With limited training data a new company can be mentioned and auto classified.
Step 6: Determine Dependencies
Words can often have different meanings depending on the how it is used within a sentence. Hence analyzing how a sentence is constructed can help us determine how single worlds relate to each other.
If we look at the sentence, “Mary rows the boat.”. There are two nouns, being Mary and boat. There is also a single verb, being rows. To understand the sentence correctly, the word order is important, we cannot only look at the words and their part of speech.
Now this will be an arduous task, but within spaCy we can use noun chunks. According to the spaCy documentation, You can think of noun chunks as a noun plus the words describing the noun — for example, “the lavish green grass” or “the world’s largest tech fund”. To get the noun chunks in a document, simply iterate over Doc.noun_chunks.

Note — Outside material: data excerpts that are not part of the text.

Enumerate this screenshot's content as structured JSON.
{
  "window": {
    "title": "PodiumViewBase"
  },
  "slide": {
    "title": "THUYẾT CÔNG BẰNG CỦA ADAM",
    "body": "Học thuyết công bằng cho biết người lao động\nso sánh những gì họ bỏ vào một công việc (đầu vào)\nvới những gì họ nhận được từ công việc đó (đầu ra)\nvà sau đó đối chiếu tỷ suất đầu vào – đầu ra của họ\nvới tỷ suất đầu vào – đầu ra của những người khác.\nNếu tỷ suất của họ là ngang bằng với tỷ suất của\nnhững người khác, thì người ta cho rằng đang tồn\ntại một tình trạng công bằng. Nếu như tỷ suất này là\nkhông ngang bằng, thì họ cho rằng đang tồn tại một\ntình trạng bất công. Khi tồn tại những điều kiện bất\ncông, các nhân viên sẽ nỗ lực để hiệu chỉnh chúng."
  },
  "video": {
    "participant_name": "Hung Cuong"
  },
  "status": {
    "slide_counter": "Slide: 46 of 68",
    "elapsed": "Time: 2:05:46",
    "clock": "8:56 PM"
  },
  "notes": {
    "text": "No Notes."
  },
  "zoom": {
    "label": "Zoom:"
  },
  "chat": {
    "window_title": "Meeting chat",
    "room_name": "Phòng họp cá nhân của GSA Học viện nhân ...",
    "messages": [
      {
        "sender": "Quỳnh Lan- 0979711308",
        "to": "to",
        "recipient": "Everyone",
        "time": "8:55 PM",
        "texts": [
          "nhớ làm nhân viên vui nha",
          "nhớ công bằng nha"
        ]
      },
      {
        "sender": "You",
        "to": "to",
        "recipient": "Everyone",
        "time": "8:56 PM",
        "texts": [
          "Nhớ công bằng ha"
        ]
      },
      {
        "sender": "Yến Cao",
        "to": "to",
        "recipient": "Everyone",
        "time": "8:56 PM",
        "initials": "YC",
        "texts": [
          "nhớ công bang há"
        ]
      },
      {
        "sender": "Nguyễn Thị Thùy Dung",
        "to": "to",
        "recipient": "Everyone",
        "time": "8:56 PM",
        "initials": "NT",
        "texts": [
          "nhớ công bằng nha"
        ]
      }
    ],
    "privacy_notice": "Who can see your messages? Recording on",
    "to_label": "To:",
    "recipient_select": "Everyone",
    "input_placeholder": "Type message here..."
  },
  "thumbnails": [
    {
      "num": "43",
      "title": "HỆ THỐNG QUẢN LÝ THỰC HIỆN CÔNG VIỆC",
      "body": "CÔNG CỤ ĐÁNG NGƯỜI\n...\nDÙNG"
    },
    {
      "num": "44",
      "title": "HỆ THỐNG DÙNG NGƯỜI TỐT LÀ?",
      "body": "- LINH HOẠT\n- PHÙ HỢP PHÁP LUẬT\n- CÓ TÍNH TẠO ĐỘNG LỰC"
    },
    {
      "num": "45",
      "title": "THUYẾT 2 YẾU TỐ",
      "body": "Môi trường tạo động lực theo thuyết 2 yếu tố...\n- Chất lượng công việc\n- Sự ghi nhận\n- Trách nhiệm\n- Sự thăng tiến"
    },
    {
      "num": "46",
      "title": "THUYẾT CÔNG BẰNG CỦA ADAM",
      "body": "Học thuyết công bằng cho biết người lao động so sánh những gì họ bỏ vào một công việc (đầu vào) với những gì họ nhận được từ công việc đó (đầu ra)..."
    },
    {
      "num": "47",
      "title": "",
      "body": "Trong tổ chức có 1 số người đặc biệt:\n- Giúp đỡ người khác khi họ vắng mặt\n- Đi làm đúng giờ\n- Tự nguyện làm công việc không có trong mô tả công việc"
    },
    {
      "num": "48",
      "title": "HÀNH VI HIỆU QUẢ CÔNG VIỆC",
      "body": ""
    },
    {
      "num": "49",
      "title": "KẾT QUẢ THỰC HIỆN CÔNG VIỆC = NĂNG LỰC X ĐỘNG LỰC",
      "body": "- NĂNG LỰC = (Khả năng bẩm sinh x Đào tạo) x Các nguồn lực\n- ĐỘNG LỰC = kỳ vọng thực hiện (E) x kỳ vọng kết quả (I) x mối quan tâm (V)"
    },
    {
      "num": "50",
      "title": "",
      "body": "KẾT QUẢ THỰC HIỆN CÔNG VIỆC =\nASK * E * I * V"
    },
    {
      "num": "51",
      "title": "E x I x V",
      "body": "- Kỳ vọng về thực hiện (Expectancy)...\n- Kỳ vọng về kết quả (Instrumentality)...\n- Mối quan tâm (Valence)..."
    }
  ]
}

The sentence “Smart phones pose a problem for insurance companies in terms of fraudulent claims”, returns the following data:
Text is the original noun chunk text. Root text is the original text of the word connecting the noun chunk to the rest o the phrase. Root dep: Dependency relation connecting the root to its head. Root head text: The text of the root token’s head.
- NSUBJ denotes Nominal subject.
- DOBJ is a direct object.
- POBJ is Object of preposition.
Step 7: Clean Text From Any Possible Markup
You can use a Python package for converting raw text in to clean, readable text and extracting metadata from that text. Functionalities include transforming raw text into readable text by removing HTML tags and extracting metadata such as the number of words and named entities from the text.
Step 8: Tokens
Tokenization is the task of splitting a text into meaningful segments, referred to as tokens. The example below is self-explanatory.
Keywords
Also, keywords can be extracted from a block of text. You can configure the environment to be conservative and select only keywords from the text. Or a higher temperature can be set to where related words or keywords are generated.
This is very helpful to categorize text and create a search index. In the image above a extract on soccer was taken from Wikipedia. GPT-3 converted this quite large paragraph into six key words or themes.
Conclusion
There is no magic remedy to make a conversational interface just that; conversational.
It will take time and effort.
But it is important to note that commercially available chatbot solutions should not be seen as a completed and isolated framework by which you need to abide. Additional layers can be introduced to advise the user and inform the chatbot’s basic NLU.
A chatbot must be seen within an organization as a Conversational AI interface and the aim is to further the conversation and give the user guidelines to take the conversation forward.
If the user utterances just bounce off the the chatbot and the user needs to figure out how to approach the conversation, without any guidance, the conversation is bound to be abandoned.